El jardinero fiel (34 page)

—Mi querido amigo, ¿tienes un momento? Habla Tim Donohue. El «querido amigo» no es otro que Justin, en cuya memoria se reproduce la escena. La partida de Monopoly se ha suspendido temporalmente mientras los hijos de los Woodrow, ya con retraso, se marchan a toda prisa a su clase de kárate y Gloria va en busca de bebida a la cocina. Woodrow, malhumorado, ha decidido irse a la embajada. Por tanto, Justin y Tim están solos, cabeza con cabeza, sentados a la mesa del jardín, ante millones de libras de imitación.

—¿No te molesta si piso en tierra sagrada por el bien de intereses superiores? —pregunta Donohue con una voz baja y controlada que no llega más allá de donde está previsto.

—Si es necesario…

—Es necesario. Se trata de ese indecoroso enfrentamiento, amigo mío. El que mantenía tu recientemente fallecida esposa con Kenny K. Acosándolo en su finca, al pobre hombre. Llamándolo por teléfono a horas intempestivas. Dejándole cartas descorteses en su club.

—No sé de qué me hablas.

—Claro que no. De momento no es un buen tema de conversación para ir comentándolo por los pasillos. En especial por lo que se refiere a la policía. Corre un tupido velo, ése es nuestro consejo. No es pertinente. Son tiempos difíciles para todos nosotros. Incluido Kenny. —Su voz subió de volumen—. Lo sobrellevas con una dignidad extraordinaria. Uno no puede menos que sentir una admiración infinita por él, ¿no estás de acuerdo, Gloria?
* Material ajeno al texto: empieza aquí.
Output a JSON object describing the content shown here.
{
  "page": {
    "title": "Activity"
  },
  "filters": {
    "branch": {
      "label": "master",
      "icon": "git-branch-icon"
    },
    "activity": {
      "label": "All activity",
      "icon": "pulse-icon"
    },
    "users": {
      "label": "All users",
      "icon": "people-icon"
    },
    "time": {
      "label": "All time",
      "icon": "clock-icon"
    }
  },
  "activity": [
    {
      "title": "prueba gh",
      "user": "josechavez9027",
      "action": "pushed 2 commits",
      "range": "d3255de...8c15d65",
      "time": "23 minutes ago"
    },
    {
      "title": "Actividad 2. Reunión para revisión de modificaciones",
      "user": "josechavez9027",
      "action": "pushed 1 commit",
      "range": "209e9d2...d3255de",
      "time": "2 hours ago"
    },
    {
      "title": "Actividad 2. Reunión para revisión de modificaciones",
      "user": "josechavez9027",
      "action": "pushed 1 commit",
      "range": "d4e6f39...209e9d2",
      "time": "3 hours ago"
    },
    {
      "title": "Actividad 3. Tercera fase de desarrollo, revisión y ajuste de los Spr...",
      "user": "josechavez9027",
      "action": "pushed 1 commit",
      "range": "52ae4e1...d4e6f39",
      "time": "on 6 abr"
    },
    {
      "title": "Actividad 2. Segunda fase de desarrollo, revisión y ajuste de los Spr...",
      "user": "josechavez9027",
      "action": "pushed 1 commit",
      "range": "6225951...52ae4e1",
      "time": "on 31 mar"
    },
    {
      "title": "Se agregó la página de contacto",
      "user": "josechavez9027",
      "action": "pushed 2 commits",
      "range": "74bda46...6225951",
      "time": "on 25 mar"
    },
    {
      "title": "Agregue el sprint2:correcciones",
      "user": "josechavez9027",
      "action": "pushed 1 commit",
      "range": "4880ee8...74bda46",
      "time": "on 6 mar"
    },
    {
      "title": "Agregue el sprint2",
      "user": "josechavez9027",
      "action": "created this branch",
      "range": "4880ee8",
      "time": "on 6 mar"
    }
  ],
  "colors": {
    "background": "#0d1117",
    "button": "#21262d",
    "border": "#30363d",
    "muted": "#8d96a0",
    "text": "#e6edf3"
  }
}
—Es un verdadero superhombre, ¿eh que sí, Justin, cariño? —confirma Gloria mientras coloca en la mesa la bandeja con vasos de gin-tonic.

Nuestro
consejo, recuerda Justin, mirando aún las cartas de los abogados. No de él. De ellos.

Copia en papel de un mensaje de correo electrónico de Tessa a Ham:

Primo mío, alma de Dios. Mi infiltrada en BBB asegura que el cacao económico es mucho peor de lo que quieren admitir Según dice, corren rumores internos de que Kenny K. está planteándose hipotecar la parte no farmacéutica del negocio a un turbio cártel sudamericano con sede en Bogotá Pregunta. ¿Puede organizar la venta de media compañía sin comunicárselo a los accionistas con antelación? Sé aún menos derecho mercantil que tú, que ya es decir Dilucídalo, o si no… Besos, Tess.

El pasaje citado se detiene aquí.